Sectionalism

  • Cotton Gin

    This innovative machine made picking cotton much more efficient and helped justify the widespread slavery throughout the South, much to the discontent of the North.
  • Embargo Act

    This act prohibited all international trade through American ports after a conflict with France and Great Britain.
  • Missouri Compromise

    In order to diffuse tension between the North and South, Congress created a compromise that resulted in Missouri becoming a slave state, Maine a free state, and a boundary between slave and state regions.
  • Tariff of Abominations

    This tariff increased the tax on imported, manufactured goods, which benefited the North and hurt the South.
  • Compromise of 1850

    This compromise was created to once again quell the conflict between the North and South by making California a free state but allowing New Mexico and Utah's slave laws to be decided by their people. This attempt was in vain; while slave trade was prohibited in Washington, D.C., the Fugitive Slave Act allowed southerners to retrieve runaway slaves from free states.
  • Uncle Tom's Cabin (Harriet Beecher Stowe)

    This book was incredibly influential in swaying public opinion on slavery. It showed horrifying details of slavery previously unknown to most and was a driving force in the abolitionist movement.
  • Kansas-Nebraska Act

    While most of these events were created to diminish conflict, this bill put an even larger wedge between pro-slavery South and anti-slavery North. It allowed settlers to decide whether Kansas and Nebraska should be slave or free states, violating the Missouri Compromise.
  • Bleeding Kansas

    This event was the violent backlash of the Kansas-Nebraska Act, which overturned the Missouri Compromise's boundary between free and slave territory.
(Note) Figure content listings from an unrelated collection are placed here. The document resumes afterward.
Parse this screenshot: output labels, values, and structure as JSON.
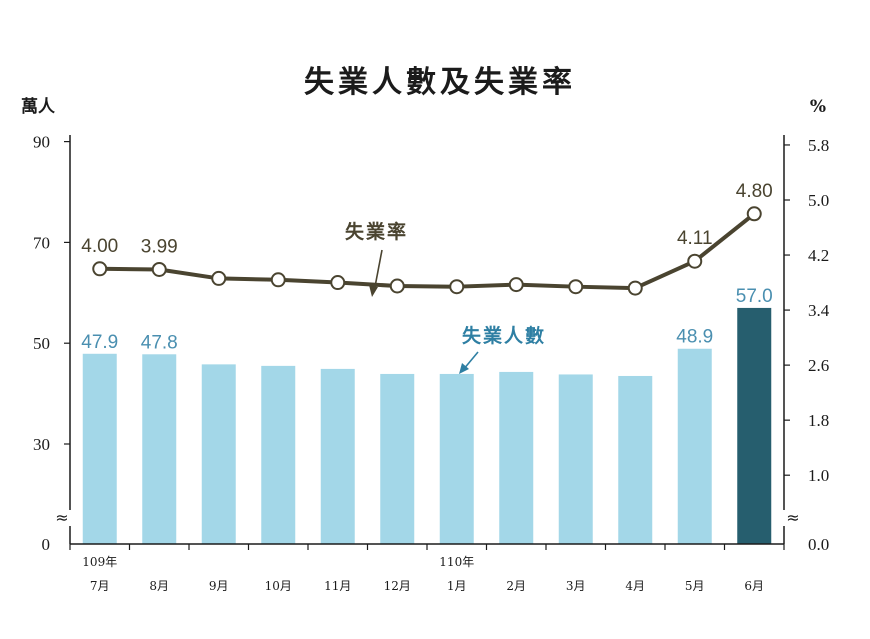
{
  "chart_data": {
    "type": "bar+line",
    "title": "失業人數及失業率",
    "left_axis_unit": "萬人",
    "right_axis_unit": "%",
    "left_ticks": [
      "0",
      "30",
      "50",
      "70",
      "90"
    ],
    "right_ticks": [
      "0.0",
      "1.0",
      "1.8",
      "2.6",
      "3.4",
      "4.2",
      "5.0",
      "5.8"
    ],
    "axis_break_symbol": "≈",
    "year_labels": [
      {
        "index": 0,
        "text": "109年"
      },
      {
        "index": 6,
        "text": "110年"
      }
    ],
    "categories": [
      "7月",
      "8月",
      "9月",
      "10月",
      "11月",
      "12月",
      "1月",
      "2月",
      "3月",
      "4月",
      "5月",
      "6月"
    ],
    "series": [
      {
        "name": "失業人數",
        "kind": "bar",
        "values": [
          47.9,
          47.8,
          45.8,
          45.5,
          44.9,
          43.9,
          43.9,
          44.3,
          43.8,
          43.5,
          48.9,
          57.0
        ],
        "labels": [
          "47.9",
          "47.8",
          "",
          "",
          "",
          "",
          "",
          "",
          "",
          "",
          "48.9",
          "57.0"
        ],
        "color": "#a3d7e8",
        "highlight_color": "#265e6e"
      },
      {
        "name": "失業率",
        "kind": "line",
        "values": [
          4.0,
          3.99,
          3.86,
          3.84,
          3.8,
          3.75,
          3.74,
          3.77,
          3.74,
          3.72,
          4.11,
          4.8
        ],
        "labels": [
          "4.00",
          "3.99",
          "",
          "",
          "",
          "",
          "",
          "",
          "",
          "",
          "4.11",
          "4.80"
        ],
        "color": "#4a4430"
      }
    ],
    "annotations": {
      "line": "失業率",
      "bar": "失業人數"
    }
  }
}
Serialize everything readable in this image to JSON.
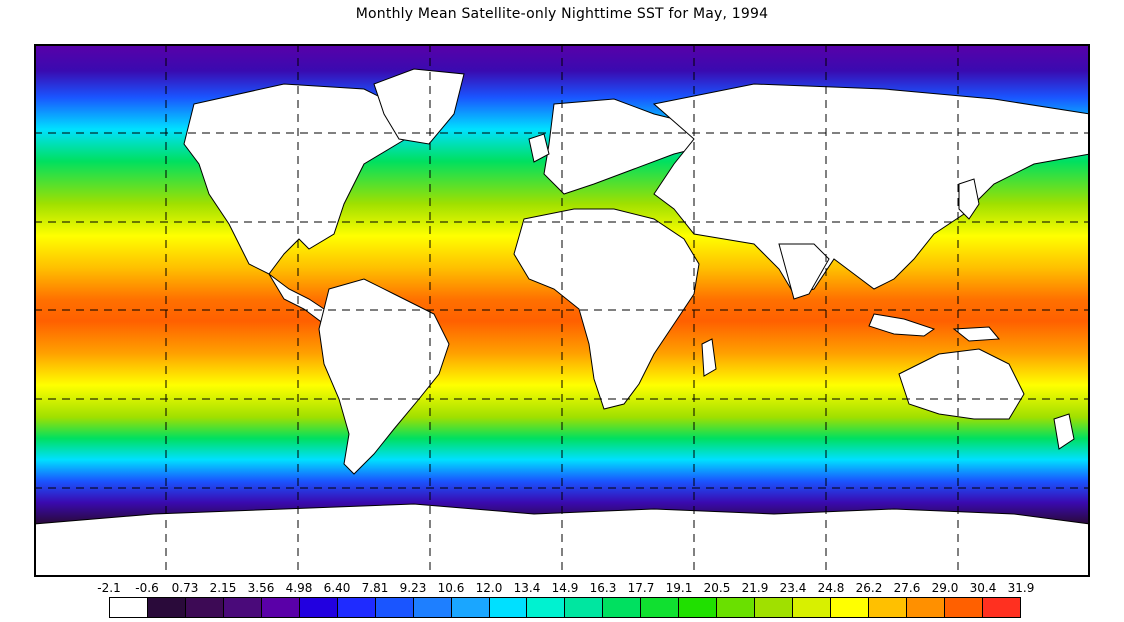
{
  "title": "Monthly Mean Satellite-only Nighttime SST for May, 1994",
  "map": {
    "type": "world-map",
    "projection": "equirectangular",
    "lon_range": [
      -180,
      180
    ],
    "lat_range": [
      -90,
      90
    ],
    "gridlines": true,
    "gridline_style": "dashed",
    "land_color": "#ffffff",
    "coastline_color": "#000000"
  },
  "legend": {
    "labels": [
      "-2.1",
      "-0.6",
      "0.73",
      "2.15",
      "3.56",
      "4.98",
      "6.40",
      "7.81",
      "9.23",
      "10.6",
      "12.0",
      "13.4",
      "14.9",
      "16.3",
      "17.7",
      "19.1",
      "20.5",
      "21.9",
      "23.4",
      "24.8",
      "26.2",
      "27.6",
      "29.0",
      "30.4",
      "31.9"
    ],
    "colors": [
      "#ffffff",
      "#2a0a3a",
      "#3d0a55",
      "#4a0a7a",
      "#5a00a8",
      "#2200e0",
      "#1f2bff",
      "#1a55ff",
      "#1e7fff",
      "#1aa6ff",
      "#00e0ff",
      "#00f2d0",
      "#00e6a0",
      "#00e060",
      "#10e030",
      "#20e000",
      "#6ae000",
      "#a0e000",
      "#d8f000",
      "#ffff00",
      "#ffc000",
      "#ff9000",
      "#ff6000",
      "#ff3020"
    ]
  },
  "icons": {
    "map": "world-map-icon"
  }
}
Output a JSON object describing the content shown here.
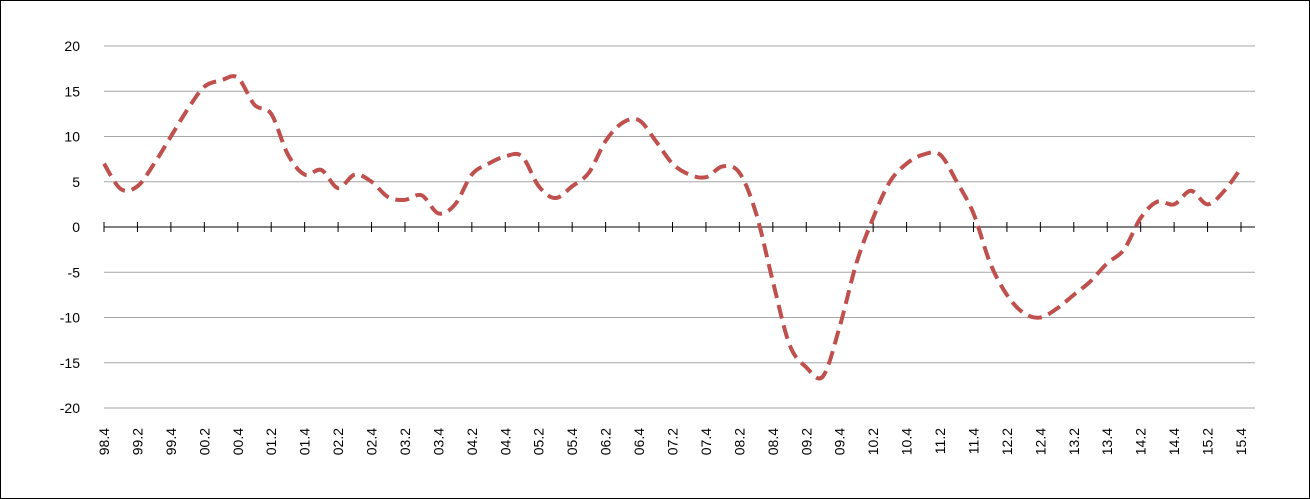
{
  "chart_data": {
    "type": "line",
    "categories": [
      "98.4",
      null,
      "99.2",
      null,
      "99.4",
      null,
      "00.2",
      null,
      "00.4",
      null,
      "01.2",
      null,
      "01.4",
      null,
      "02.2",
      null,
      "02.4",
      null,
      "03.2",
      null,
      "03.4",
      null,
      "04.2",
      null,
      "04.4",
      null,
      "05.2",
      null,
      "05.4",
      null,
      "06.2",
      null,
      "06.4",
      null,
      "07.2",
      null,
      "07.4",
      null,
      "08.2",
      null,
      "08.4",
      null,
      "09.2",
      null,
      "09.4",
      null,
      "10.2",
      null,
      "10.4",
      null,
      "11.2",
      null,
      "11.4",
      null,
      "12.2",
      null,
      "12.4",
      null,
      "13.2",
      null,
      "13.4",
      null,
      "14.2",
      null,
      "14.4",
      null,
      "15.2",
      null,
      "15.4"
    ],
    "series": [
      {
        "color": "#c0504d",
        "line_style": "dashed",
        "values": [
          7,
          4.2,
          4.5,
          7,
          10,
          13,
          15.5,
          16.2,
          16.5,
          13.5,
          12.5,
          8,
          5.8,
          6.3,
          4.3,
          5.8,
          5,
          3.3,
          3,
          3.5,
          1.5,
          2.5,
          5.8,
          7,
          7.8,
          7.8,
          4.5,
          3.2,
          4.5,
          6,
          9.5,
          11.5,
          11.8,
          9.5,
          7,
          5.8,
          5.5,
          6.7,
          6,
          1.5,
          -6,
          -13,
          -15.5,
          -16.5,
          -11,
          -4,
          1,
          5,
          7,
          8,
          8,
          5,
          1.5,
          -4,
          -7.5,
          -9.5,
          -10,
          -9,
          -7.5,
          -6,
          -4,
          -2.5,
          1,
          2.8,
          2.5,
          4,
          2.5,
          4,
          6.5
        ]
      }
    ],
    "ylim": [
      -20,
      20
    ],
    "yticks": [
      -20,
      -15,
      -10,
      -5,
      0,
      5,
      10,
      15,
      20
    ],
    "grid": true
  }
}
Small armies of both slavery supporters and abolitionists battled for approximately six years.
  • Dred Scott Case

    A Dred Scott, a slave who had lived with his master in a free state, argued in court that this allowed him to be emancipated. When his request was denied under the reasoning that black people were unable to go to court as they were not citizens, tensions between the North and South skyrocketed.
  • John Brown's Raid

    This attempted slave rebellion, while unsuccessful, inspired the North and disgusted the South, making the separation even more prominent.
  • Election of 1860

    Arguably one of the most important factors of the Civil War, Abraham Lincoln's political win was met with rage throughout the South. This anger would ultimately lead to the South's secession.
  • The South secedes from the Union

    South Carolina was the first state to decide its secession, but others such as Georgia, Florida, and Alabama soon followed. This separation led almost immediately to opening fire in 1861.